There is also the DOMScanner which is the scanner. Take a look at the getTranslationUnit
methods of GCCLanguage and GPPLanguage to see how the parsing is kicked off. The
*.core.parser* stuff is the old
parser used by the CModel and should be phased out.
(d) is there a way to hook into the parser to allow for
vendor specific language customizations? (or at least tell the parser some
sections are safe to ignore)
> This has always been on our wish list
and I don’t think we have a formal way of doing that yet. One problem
would be knowing which parser to use for a given file since we are currently
triggering of ContentType which would need to be different depending on what
compiler you were using. The next would be how add rules to the parsers, or
would you create a whole new parser.
(e) the CModel also seems to store information about
entities from the ast, is this something worth knowing more about when getting
an overview of the source code parsing, or can it be considered independent?
Maybe a better question is whether the pdom entities would replace some of the
cmodel entities in the future?
> The CModel gets its information from the
old parser currently. It’s a different AST than the DOM AST. Also the
CModel doesn’t really “store” anything, i.e., it is not
persisted. It is used mainly as content for the Outline and C/C++ Projects view.
It is built on the fly so needs to use a fast parser. Hopefully, with the PDOM
and the faster parsing that it brings that we can use it to create the CModel.
But, no, it will not replace any of the elements in the CModel, we have too
many object contributions registered to CModel elements to do that.

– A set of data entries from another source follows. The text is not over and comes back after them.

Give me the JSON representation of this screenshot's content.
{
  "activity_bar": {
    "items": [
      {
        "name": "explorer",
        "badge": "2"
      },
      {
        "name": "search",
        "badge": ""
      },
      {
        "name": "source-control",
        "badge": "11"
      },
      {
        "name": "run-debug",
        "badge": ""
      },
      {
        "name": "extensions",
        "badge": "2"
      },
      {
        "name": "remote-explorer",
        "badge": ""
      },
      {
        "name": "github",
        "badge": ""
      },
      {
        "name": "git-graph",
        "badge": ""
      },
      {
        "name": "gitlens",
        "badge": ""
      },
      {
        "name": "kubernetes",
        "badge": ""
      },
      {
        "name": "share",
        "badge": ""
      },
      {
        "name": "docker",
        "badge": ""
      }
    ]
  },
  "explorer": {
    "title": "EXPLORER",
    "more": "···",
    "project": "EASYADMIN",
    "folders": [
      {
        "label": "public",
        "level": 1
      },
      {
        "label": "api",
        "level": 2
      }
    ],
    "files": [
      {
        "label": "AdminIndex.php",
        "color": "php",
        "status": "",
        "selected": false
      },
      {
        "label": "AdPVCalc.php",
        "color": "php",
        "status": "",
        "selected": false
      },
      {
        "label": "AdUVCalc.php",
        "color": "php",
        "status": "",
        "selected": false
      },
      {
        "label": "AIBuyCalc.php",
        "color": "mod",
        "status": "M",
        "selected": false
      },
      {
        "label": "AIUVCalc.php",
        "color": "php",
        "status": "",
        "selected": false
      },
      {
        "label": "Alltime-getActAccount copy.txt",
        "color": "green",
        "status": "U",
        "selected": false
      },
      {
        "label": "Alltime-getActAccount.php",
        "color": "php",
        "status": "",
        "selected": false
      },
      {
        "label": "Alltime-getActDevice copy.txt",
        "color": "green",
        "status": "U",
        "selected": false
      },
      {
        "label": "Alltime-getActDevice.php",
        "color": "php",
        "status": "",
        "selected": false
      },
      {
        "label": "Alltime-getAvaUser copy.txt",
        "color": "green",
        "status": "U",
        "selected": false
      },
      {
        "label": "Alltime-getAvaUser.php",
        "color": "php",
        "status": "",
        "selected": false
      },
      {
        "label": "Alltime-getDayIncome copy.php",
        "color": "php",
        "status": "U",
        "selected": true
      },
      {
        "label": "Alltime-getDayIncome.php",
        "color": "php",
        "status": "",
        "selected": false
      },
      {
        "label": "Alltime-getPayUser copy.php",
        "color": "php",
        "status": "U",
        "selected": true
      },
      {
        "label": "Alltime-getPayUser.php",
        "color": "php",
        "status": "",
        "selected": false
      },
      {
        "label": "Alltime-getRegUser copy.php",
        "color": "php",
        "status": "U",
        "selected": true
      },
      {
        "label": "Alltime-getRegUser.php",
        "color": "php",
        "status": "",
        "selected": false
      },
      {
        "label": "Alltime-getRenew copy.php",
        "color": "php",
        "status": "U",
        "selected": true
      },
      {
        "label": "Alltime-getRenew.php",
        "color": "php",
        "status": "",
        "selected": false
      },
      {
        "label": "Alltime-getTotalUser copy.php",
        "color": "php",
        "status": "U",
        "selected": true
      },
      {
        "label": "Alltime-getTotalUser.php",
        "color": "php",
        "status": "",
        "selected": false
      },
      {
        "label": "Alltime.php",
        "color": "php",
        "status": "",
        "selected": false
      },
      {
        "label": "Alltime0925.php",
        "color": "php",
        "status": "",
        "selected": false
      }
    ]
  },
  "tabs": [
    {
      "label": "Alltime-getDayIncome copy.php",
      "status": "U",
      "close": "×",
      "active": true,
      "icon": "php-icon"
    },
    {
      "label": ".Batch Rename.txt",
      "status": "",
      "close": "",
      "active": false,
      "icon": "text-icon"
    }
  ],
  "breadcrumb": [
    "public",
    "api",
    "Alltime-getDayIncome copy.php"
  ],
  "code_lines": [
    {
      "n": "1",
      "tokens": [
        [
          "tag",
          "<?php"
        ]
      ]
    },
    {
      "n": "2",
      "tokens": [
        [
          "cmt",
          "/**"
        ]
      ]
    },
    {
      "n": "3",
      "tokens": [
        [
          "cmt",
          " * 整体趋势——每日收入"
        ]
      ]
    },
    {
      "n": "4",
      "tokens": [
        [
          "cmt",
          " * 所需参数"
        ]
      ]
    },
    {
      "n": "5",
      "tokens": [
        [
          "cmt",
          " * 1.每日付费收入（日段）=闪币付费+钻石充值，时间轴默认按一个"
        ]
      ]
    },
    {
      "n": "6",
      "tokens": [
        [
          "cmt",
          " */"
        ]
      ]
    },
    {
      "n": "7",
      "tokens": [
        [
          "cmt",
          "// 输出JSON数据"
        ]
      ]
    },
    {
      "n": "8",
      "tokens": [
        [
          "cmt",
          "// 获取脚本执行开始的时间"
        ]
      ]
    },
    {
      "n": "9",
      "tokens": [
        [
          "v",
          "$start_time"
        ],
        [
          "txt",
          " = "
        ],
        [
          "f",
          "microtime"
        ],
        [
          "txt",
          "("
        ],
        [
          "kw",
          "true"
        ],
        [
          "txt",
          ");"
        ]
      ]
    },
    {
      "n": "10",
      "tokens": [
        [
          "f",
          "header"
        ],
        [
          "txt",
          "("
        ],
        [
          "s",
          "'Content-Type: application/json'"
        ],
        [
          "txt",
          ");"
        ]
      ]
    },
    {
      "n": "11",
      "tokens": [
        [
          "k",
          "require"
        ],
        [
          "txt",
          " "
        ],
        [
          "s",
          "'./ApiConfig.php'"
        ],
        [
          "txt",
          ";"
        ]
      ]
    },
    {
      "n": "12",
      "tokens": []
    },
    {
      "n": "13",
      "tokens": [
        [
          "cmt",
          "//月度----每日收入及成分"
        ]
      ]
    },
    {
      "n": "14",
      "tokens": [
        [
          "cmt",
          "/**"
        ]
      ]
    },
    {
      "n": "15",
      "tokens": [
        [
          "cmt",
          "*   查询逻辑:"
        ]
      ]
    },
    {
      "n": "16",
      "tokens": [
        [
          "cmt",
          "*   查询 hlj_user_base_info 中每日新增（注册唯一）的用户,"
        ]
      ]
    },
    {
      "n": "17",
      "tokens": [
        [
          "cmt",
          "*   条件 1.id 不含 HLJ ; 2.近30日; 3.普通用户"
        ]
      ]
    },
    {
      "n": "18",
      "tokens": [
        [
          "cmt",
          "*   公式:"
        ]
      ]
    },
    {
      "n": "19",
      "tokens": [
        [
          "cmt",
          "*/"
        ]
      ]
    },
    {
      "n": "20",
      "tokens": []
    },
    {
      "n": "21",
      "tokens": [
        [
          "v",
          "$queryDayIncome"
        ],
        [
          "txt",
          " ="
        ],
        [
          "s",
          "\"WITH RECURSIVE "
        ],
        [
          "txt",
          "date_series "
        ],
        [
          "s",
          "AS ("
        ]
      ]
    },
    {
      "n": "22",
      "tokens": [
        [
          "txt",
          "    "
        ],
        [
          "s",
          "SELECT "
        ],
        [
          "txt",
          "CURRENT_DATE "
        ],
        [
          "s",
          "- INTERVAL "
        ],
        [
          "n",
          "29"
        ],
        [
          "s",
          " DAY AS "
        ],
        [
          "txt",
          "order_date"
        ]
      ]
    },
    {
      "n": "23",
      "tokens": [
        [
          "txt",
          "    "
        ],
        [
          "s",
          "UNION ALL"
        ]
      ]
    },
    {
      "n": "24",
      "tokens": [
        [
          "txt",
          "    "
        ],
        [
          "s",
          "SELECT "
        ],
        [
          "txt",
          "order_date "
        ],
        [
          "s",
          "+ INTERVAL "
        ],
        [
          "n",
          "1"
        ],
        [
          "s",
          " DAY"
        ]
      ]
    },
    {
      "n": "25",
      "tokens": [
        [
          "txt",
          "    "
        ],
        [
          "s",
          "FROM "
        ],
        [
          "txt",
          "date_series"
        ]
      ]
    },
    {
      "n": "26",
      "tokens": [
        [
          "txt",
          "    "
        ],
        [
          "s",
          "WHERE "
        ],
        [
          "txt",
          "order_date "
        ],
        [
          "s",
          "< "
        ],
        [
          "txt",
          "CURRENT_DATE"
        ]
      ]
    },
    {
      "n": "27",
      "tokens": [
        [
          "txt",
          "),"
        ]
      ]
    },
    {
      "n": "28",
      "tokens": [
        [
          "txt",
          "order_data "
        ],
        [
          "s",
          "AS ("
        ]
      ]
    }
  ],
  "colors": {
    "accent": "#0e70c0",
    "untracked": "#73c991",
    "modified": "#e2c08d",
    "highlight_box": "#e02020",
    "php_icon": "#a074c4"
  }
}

(f) my understanding is that, at least in theory, you
can't parse a c/cpp source file without specifying a set of macros which apply.
How is this addressed by the parser, and also the pdom?
> Yes, we get the list of Macros and Include
Paths from the build system. We call it ScannerInfo which you’ll see in
the getTranslationUnit methods mentioned above. In the future, we’ll be
standardizing on getting this information directly from the CModel. The PDOM
stores includes and macros for each file and we use that information in the
fast indexer when we skip over parsing header files.
(g) are there different levels of parsing, for picking
up a summary of the members of a source file? (I've seen there are constants
for not following includes, but not e.g. skipping parsing the body of a
function, assuming this is feasible)
> In the old parser, we had the concept
of Quick Parse which skipped over headers and function bodies and that is what
we use to populate the CModel. I don’t think we have full support for
that mode in the new DOM parser, at least the skipping function body part. As
mentioned earlier, the Fast parse mode skips over headers if it can find
information about them in the PDOM. Skipping function bodies would need to be
done before we can use it for the CModel.
I
have attempted to answer some questions myself from the source code, but have
been getting a little overwhelmed, so any help would be appreciated :).
thanks,
Andrew
Yes, it is overwhelming and you are not
alone. There are a number of people getting interested in indexing (e.g. folk
from Wind River and IBM) and I’ll need
to put together an architecture guide ASAP to help everyone get started. Even a
picture would be a great start…